Baseball,  Cape Cod,  College,  Game Day Report,  IRL,  Stadiums

Stadium Visit: Clem Spillane Field (Wareham, MA) Wood Bleachers on Rainy Days

Scene.
INT – Bedroom, morning

PAUL wakes up in bed.  It is literally any weekend day during the baseball season.

PAUL (to self)
I think I’m going to go see a ball game today.

THE WEATHER (off screen, presumably from wherever anthropomorphized weather watches mortals from)
Oh yeah? You think you’re going to see a ball game today?  Naw, son.  It’s gonna rain.

END

But, today I was able to foil the weather (mostly) and see some baseball.Today’s stadium visit is Clem Spillane Field, home of defending Cape Cod League champions the Wareham Gatemen.

Wareham considers itself the Gateway to the Cape, but “true” Cape Codders, the blue bloods who live up in “Baaaaaahnstahbaaaaahl” would beg to differ.

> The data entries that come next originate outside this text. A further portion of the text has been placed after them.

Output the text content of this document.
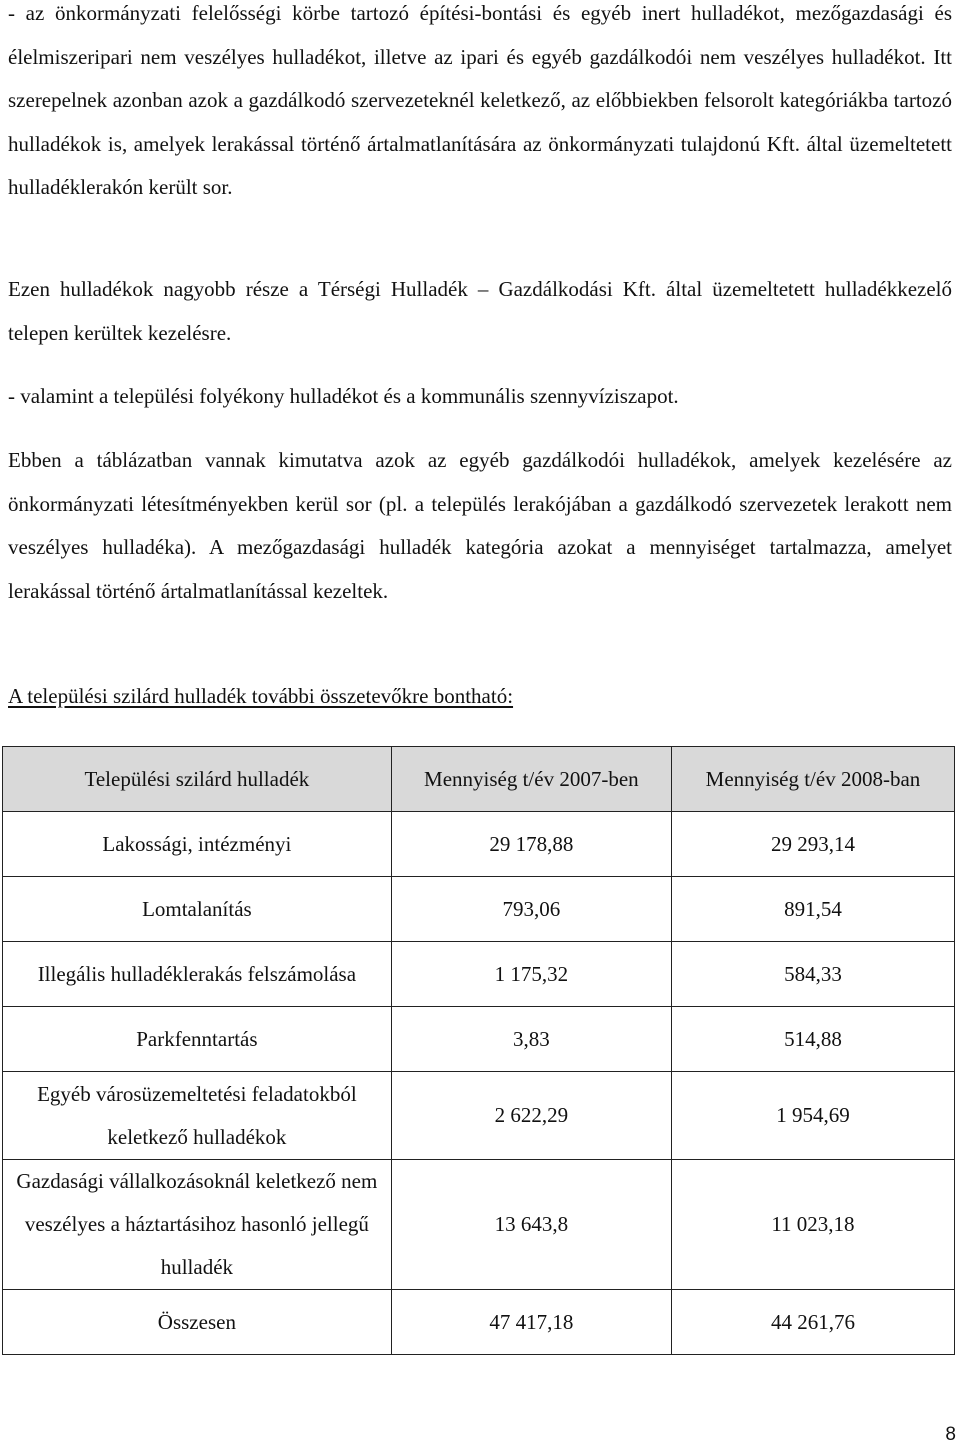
- az önkormányzati felelősségi körbe tartozó építési-bontási és egyéb inert hulladékot, mezőgazdasági és élelmiszeripari nem veszélyes hulladékot, illetve az ipari és egyéb gazdálkodói nem veszélyes hulladékot. Itt szerepelnek azonban azok a gazdálkodó szervezeteknél keletkező, az előbbiekben felsorolt kategóriákba tartozó hulladékok is, amelyek lerakással történő ártalmatlanítására az önkormányzati tulajdonú Kft. által üzemeltetett hulladéklerakón került sor.

Ezen hulladékok nagyobb része a Térségi Hulladék – Gazdálkodási Kft. által üzemeltetett hulladékkezelő telepen kerültek kezelésre.

- valamint a települési folyékony hulladékot és a kommunális szennyvíziszapot.

Ebben a táblázatban vannak kimutatva azok az egyéb gazdálkodói hulladékok, amelyek kezelésére az önkormányzati létesítményekben kerül sor (pl. a település lerakójában a gazdálkodó szervezetek lerakott nem veszélyes hulladéka). A mezőgazdasági hulladék kategória azokat a mennyiséget tartalmazza, amelyet lerakással történő ártalmatlanítással kezeltek.

A települési szilárd hulladék további összetevőkre bontható:

Települési szilárd hulladék	Mennyiség t/év 2007-ben	Mennyiség t/év 2008-ban
Lakossági, intézményi	29 178,88	29 293,14
Lomtalanítás	793,06	891,54
Illegális hulladéklerakás felszámolása	1 175,32	584,33
Parkfenntartás	3,83	514,88
Egyéb városüzemeltetési feladatokból keletkező hulladékok	2 622,29	1 954,69
Gazdasági vállalkozásoknál keletkező nem veszélyes a háztartásihoz hasonló jellegű hulladék	13 643,8	11 023,18
Összesen	47 417,18	44 261,76
8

The Gatemen play at Wareham High School on Clem Spillane Field, which is a multipurpose grass and dirt field with some of the deepest dimensions I’ve seen in the college scene.  412 to straight away, and 330 down the lines.  Middle of the line-up guys have to absolutely rake to clear the 10 or 12 foot walls around the stadium.

To back-up to the beginning though.  A storm blew through the area at about 4 o’clock.  It did wash out some games farther south in the region, but it was only able to delay the 6:45 start in Wareham by about a half an hour.  It gave me an opportunity to walk around a little bit.

The parking situation is pretty bare bones, street parking is readily available for most games, but with a billed capacity of 4,000 (in three bleachers; 1st & 3rd base lines and left center field), for special events (playoff and All-Star Games) I can see the parking sitch get dicey.

The walk-up feels more high school baseball than some other places.  As is Cape tradition, a couple interns sit at a folding table with a bucket for donations and the game’s roster sheet. Fans then walk past the BBQ pit which supplies the concession stand located under the press box.  The souvenir stand is a pop-up tent with a wide selection of t-shirts, hats and a nice variety of accessories.

Seating is very unique.  The bleachers down each base line mimic the angles you find at McCoy in Pawtucket.  The front row sits high off the field, above the field-level dugouts on both 1st & 3rd base line.  Limited lawn chair seating is available to the 3rd base side of home plate and under the third base side bleachers.  I also want to note that while the 1st base bleachers are aluminum, the 3rd base side is wood, which has a lot of give under foot and didn’t feel great to sit on (even with a towel) on a wet, muggy, humid evening.  Sight lines are tough.  The fence & netting along the baselines make getting a clear view of the infield difficult.  I sat third base side, however the 1st base side closer to the plate may provide better viewing angles.  There is also a third set of bleachers that sit on a hill at the outfield wall in left center field.

Game day presentation is pretty limited – in a good way.  The pregame music skewed heavily towards classic 50’s and 60’s summer time pop fare.  A lot of The Beach Boys in the mix, which I didn’t mind.  Break in play action was pretty limited, a souvenir ball & t-shirt toss and a 50/50 were about the only interruptions.

If you’re a photographer, the lighting is remarkable for a high school field.  I didn’t make a note, but I want to say there are at least 8 substantial light standards throwing all the lumens on the playing surface.  If you’re a photographer, you shouldn’t have any problem shooting fast as you like at Spillane.

As with all the fields on the Cape, access to players is free and almost unfettered.  Two Brewster players wandered past me on their way to get a couple of hot dogs.  But I didn’t see any hawks looking for autos.

Foul balls, however, are plentiful.  The bleachers sit right on top of the foul lines.  There’s only a couple of feet between the coach’s box and the fence.  The back stop goes straight up, and foul balls will get out of play with some hustle.

I would put Spillane Field somewhere between Paul Walsh Field in New Bedford and McKeon Park in Hyannis as far as overall experience goes with Walsh having been the better of the three.

In other local stadium news, contractors broke ground on what will become Polar Park in Worcester, the future home of the current Pawtucket Red Sox.  The stadium is scheduled to be completed in time for the 2021 season.


via Gfycat

2 Comments

  • Paul M

    Nice. I'd be lying if I said that the CCBL didn't factor in to why I moved to Massachusetts when I decided to leave Philly. Hyannis is the only "real" Cape town I've been to, but hopefully later this season and next year I'll start knocking off those east division teams.